私は一生、蛍を見ない
サクッ
パァン!
雷の矢が外れた。
「……ふあぁ〜〜!負っけたあ〜〜ぁ!!」
射位から退出し、詰めていた息を吐き出した途端、雷が悔し気な声をあげた。
「残念だったな〜、雷!」
「明日はリベンジだな!」
ギャラリーズが口々に声をかける。
「明日は雪辱戦じゃあ〜ぁ!この恨み…晴らさでおくべきかぁ〜ぁ…!」
「オイ!そっちから勝負持ち掛けといて、ナンデ私が恨まれんだよ!」
「『再挑戦』と書いて『リベンジ』と…」
「パクリやめぃ!」
部員達が私達のやり取りを見て笑う。
「お前らのコンビっておもしれーよな〜」
「漫才コンビ組めば?」…やっぱ俺も、このおポンチ野郎と同類に見られてる……
…類友漫才万歳……泣泣
「…口惜しいが…負けは負け。
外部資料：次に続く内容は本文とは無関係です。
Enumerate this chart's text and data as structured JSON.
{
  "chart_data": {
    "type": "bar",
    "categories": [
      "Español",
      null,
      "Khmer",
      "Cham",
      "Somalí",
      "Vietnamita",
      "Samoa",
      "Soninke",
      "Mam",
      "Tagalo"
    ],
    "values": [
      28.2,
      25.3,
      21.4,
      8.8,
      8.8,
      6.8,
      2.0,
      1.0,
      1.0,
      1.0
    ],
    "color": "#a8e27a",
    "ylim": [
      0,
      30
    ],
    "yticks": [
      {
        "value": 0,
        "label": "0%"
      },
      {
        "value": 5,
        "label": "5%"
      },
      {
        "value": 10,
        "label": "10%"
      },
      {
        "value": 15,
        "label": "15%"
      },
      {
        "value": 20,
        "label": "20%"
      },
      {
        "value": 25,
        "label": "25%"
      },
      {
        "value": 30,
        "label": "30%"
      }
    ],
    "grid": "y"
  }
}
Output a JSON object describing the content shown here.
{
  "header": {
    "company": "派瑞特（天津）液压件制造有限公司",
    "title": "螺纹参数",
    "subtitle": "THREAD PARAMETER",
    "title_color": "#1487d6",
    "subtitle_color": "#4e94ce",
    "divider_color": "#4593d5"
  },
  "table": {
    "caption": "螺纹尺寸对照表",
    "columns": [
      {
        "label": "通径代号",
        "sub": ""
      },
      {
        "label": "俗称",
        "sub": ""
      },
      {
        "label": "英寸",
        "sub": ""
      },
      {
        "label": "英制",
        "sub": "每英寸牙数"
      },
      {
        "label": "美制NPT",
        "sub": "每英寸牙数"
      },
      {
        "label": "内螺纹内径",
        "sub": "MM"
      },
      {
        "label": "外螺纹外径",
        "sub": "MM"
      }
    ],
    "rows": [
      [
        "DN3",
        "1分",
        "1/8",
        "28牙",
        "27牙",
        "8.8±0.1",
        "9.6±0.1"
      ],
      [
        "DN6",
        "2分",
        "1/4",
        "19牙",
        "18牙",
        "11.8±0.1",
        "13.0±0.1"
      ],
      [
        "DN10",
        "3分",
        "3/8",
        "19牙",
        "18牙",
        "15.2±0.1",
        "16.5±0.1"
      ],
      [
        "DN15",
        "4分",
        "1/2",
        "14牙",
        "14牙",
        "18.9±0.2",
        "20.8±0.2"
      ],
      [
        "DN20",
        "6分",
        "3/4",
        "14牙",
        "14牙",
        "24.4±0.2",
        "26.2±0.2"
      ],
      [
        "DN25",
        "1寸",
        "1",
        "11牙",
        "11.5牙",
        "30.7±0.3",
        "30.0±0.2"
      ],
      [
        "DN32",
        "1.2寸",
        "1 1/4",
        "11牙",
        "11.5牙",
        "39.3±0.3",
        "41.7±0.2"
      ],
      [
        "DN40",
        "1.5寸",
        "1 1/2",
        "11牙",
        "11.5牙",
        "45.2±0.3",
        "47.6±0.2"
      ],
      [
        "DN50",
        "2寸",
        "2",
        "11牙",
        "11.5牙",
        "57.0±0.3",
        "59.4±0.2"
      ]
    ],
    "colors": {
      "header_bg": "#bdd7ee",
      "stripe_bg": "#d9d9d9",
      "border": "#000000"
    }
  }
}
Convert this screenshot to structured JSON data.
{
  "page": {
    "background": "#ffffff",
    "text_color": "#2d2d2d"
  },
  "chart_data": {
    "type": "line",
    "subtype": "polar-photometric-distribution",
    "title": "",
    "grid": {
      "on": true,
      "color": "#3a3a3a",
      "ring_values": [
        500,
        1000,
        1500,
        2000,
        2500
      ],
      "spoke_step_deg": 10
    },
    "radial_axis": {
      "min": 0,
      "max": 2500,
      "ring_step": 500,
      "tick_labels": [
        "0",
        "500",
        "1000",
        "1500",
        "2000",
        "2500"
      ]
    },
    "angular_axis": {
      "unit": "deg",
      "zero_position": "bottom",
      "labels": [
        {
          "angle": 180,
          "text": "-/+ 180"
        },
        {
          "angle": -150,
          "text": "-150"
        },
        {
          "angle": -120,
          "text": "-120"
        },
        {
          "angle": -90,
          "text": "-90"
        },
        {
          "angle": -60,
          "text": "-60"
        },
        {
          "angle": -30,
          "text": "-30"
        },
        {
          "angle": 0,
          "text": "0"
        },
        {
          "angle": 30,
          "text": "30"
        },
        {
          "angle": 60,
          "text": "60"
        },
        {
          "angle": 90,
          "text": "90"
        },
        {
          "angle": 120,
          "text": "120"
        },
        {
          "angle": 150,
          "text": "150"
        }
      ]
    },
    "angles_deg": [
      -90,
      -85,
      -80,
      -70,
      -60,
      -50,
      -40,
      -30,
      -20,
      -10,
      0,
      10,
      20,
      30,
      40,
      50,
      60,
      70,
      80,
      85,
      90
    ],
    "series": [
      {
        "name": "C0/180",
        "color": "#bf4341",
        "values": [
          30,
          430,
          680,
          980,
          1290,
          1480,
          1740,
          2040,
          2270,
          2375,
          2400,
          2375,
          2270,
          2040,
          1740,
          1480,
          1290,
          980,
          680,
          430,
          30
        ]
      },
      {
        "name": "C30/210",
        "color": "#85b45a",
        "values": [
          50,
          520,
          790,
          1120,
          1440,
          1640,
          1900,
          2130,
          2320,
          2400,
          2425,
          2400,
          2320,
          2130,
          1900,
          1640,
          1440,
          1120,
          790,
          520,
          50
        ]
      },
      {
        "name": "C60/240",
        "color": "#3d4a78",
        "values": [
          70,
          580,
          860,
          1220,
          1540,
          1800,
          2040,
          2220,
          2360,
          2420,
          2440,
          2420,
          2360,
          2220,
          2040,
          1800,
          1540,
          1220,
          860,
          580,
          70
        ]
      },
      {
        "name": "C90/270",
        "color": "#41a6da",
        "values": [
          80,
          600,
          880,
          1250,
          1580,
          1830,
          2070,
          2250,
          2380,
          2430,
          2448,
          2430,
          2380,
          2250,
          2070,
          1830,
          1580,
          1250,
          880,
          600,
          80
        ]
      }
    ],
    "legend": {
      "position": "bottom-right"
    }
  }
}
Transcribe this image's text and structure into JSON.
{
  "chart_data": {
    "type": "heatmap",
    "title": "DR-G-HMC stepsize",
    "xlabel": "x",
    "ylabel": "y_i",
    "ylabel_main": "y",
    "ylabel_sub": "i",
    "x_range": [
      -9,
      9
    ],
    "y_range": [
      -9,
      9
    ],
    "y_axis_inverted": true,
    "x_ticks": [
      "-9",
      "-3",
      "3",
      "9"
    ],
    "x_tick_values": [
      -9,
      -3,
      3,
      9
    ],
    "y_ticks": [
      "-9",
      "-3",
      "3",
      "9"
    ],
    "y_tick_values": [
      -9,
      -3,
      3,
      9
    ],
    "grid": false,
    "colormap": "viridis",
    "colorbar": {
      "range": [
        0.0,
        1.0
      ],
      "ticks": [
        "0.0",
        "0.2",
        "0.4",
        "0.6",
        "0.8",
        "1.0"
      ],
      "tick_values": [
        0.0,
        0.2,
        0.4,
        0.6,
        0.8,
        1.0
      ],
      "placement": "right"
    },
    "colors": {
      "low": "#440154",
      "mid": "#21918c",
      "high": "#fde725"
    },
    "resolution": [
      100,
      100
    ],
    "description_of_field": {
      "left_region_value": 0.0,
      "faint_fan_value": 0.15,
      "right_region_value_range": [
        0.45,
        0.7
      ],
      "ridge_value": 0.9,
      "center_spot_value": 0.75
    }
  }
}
侍たる者、潔く負けを認めねば。よし!早速、約定を守らんがため!いざ!伊藤のばーさん宅へ参らん!!」
「…いちいち力の限りに雄叫びあげんなよ……てか、侍たる者って…いーかげん、侍言葉やめぃよ…」
「結構気に入ってるんだけどな、侍言葉。で、約束通り伊藤のばーさんとこに買い出し行くけど、何が欲しい?」
雷が尋ねる。
「私も行く」
「え?約束したんだから、俺がお前の分も買って来るぜ?」
「自分で見て選びたいんだよ。アイス食いたいんだけど、あそこ、結構商品の入れ替えが頻繁だから、今どんなのが売ってるか見てから買いたい」
「なるほど、そーゆーことね」
「おう、行くぞ」
結局、雷と二人並んで伊藤のばーさんとこに向かった。
うちの部は、顧問があまり道場に顔を出さないので、休憩・部活終了時間などは自由である。
伊藤のばーさんの店で、雷はお菓子を私は自分の目でじっくり吟味した上で選んだアイスを購入し、弓道場に戻った。